Portugal buyers' trip: Peter Ingram
On the back of the Harpers buyers’ trip through Portugal’s Alentejo, Tejo and Peninsula de Setúbal regions, Peter Ingram, buyer for Vagabond Wines, tells Harpers what stood out for him and why he sees the indigenous variety as the country’s strength.
What were your preconceptions of Portugal before the trip and how did these change?
I already had a pretty high opinion of Portuguese reds before the trip but was very aware that they needed a bit of selling as most customers haven’t come across the quality end Portuguese wines. Being able to offer samples makes a huge difference and I think in a more traditional shop most sales would be limited to regulars with whom the staff have built a relationship and trust.
What is your overall impression of the wines coming out of the region?
The wines were excellent and offered good value in general. The whites in particular were eye openers, standing up to the reds in terms of quality but with a more distinctive character unlike any wines I have tried outside Portugal.
Were there any particular producers or wines that stood out for you?
I was particularly impressed with Herdade da Comporta – while all the wineries had great wines on offer, I think the quality and value of the wines, backed up with strong branding was very good and the depth of the range was very good.
How has the trip made you consider your Portuguese offering differently?
I will looking to increase the offering, particularly of whites, and think with a concerted push, backed with a couple of tastings, we can generate a real interest and hopefully lasting traction, I will look to do this late spring 2013.
What did you learn from the trip and what knowledge will you be imparting to customers?

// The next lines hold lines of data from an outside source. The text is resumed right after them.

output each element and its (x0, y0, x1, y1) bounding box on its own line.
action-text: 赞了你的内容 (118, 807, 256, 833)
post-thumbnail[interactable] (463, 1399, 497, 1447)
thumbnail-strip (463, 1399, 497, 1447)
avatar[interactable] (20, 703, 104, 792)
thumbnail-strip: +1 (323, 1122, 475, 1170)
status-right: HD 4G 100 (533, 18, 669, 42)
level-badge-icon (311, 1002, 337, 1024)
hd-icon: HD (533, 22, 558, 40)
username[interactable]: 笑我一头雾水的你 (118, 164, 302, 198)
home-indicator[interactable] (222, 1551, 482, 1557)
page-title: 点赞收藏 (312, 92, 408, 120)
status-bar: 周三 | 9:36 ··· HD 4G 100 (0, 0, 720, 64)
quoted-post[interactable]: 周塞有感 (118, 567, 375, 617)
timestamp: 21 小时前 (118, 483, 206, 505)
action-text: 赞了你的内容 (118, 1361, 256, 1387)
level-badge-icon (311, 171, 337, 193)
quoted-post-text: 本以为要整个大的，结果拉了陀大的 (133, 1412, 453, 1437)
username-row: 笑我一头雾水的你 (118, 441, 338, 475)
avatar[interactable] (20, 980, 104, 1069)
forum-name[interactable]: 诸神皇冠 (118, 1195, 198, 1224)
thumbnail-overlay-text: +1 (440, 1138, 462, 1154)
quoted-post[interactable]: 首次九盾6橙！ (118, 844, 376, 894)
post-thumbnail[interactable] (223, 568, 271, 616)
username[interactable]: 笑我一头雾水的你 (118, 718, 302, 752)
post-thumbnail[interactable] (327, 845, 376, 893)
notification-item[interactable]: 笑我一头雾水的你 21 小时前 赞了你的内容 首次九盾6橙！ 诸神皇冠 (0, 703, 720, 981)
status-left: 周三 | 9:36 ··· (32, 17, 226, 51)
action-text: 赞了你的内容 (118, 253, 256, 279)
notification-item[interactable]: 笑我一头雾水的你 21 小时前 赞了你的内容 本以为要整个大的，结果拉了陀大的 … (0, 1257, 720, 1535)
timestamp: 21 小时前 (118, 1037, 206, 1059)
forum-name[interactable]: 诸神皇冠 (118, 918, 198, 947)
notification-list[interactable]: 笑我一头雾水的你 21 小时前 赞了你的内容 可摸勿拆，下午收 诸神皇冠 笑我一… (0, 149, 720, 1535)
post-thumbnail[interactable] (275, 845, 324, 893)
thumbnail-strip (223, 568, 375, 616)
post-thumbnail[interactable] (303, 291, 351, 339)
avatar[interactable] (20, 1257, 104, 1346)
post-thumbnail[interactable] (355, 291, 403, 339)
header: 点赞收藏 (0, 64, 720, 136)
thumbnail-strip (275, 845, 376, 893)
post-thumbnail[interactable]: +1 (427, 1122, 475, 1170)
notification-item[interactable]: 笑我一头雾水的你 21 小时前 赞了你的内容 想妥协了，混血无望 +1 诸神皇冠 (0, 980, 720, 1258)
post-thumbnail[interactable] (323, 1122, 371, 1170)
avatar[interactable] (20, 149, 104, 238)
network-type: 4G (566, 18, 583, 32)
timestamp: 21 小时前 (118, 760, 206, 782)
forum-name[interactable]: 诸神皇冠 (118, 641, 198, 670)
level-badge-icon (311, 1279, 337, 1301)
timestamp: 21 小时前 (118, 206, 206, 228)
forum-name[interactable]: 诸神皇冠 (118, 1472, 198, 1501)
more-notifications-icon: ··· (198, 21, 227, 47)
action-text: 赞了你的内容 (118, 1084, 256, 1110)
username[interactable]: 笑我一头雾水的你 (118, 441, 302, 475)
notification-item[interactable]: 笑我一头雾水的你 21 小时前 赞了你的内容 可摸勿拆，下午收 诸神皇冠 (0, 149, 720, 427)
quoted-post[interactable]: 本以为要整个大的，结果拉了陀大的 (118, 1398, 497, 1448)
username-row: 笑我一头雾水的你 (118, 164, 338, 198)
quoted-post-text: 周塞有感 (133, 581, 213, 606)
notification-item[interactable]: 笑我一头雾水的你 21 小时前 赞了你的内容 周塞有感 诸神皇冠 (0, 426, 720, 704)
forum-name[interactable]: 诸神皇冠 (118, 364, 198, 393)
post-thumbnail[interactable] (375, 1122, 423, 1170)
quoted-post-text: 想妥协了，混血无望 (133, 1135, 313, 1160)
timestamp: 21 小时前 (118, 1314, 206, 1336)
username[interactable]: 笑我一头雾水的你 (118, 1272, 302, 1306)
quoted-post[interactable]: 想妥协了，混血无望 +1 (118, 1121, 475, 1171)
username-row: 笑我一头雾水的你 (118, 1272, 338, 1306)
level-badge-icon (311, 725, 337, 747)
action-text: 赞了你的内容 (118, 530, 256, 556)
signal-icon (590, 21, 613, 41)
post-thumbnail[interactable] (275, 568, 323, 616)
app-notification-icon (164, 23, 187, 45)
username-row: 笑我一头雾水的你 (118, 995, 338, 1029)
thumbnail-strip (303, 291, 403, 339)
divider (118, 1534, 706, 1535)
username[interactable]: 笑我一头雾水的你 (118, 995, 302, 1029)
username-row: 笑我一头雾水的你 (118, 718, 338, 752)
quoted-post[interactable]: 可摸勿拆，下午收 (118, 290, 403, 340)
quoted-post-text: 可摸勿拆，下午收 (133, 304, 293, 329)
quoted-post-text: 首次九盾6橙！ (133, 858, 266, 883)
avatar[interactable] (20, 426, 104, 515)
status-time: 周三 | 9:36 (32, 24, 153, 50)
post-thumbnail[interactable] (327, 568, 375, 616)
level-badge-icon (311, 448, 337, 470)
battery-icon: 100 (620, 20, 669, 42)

The diversity of styles within a relatively small area is impressive but the main message is look for the indigenous grapes as this is where I felt the quality lay. I will for the main part try to let the wines speak for themselves in the first instance and try to communicate the story of the wineries and region after they have decided, I have always found a story is a good selling tool but the wine must be able to speak for itself if we are to get enduring interest. I think some of the wines we tasted are able to do this very well.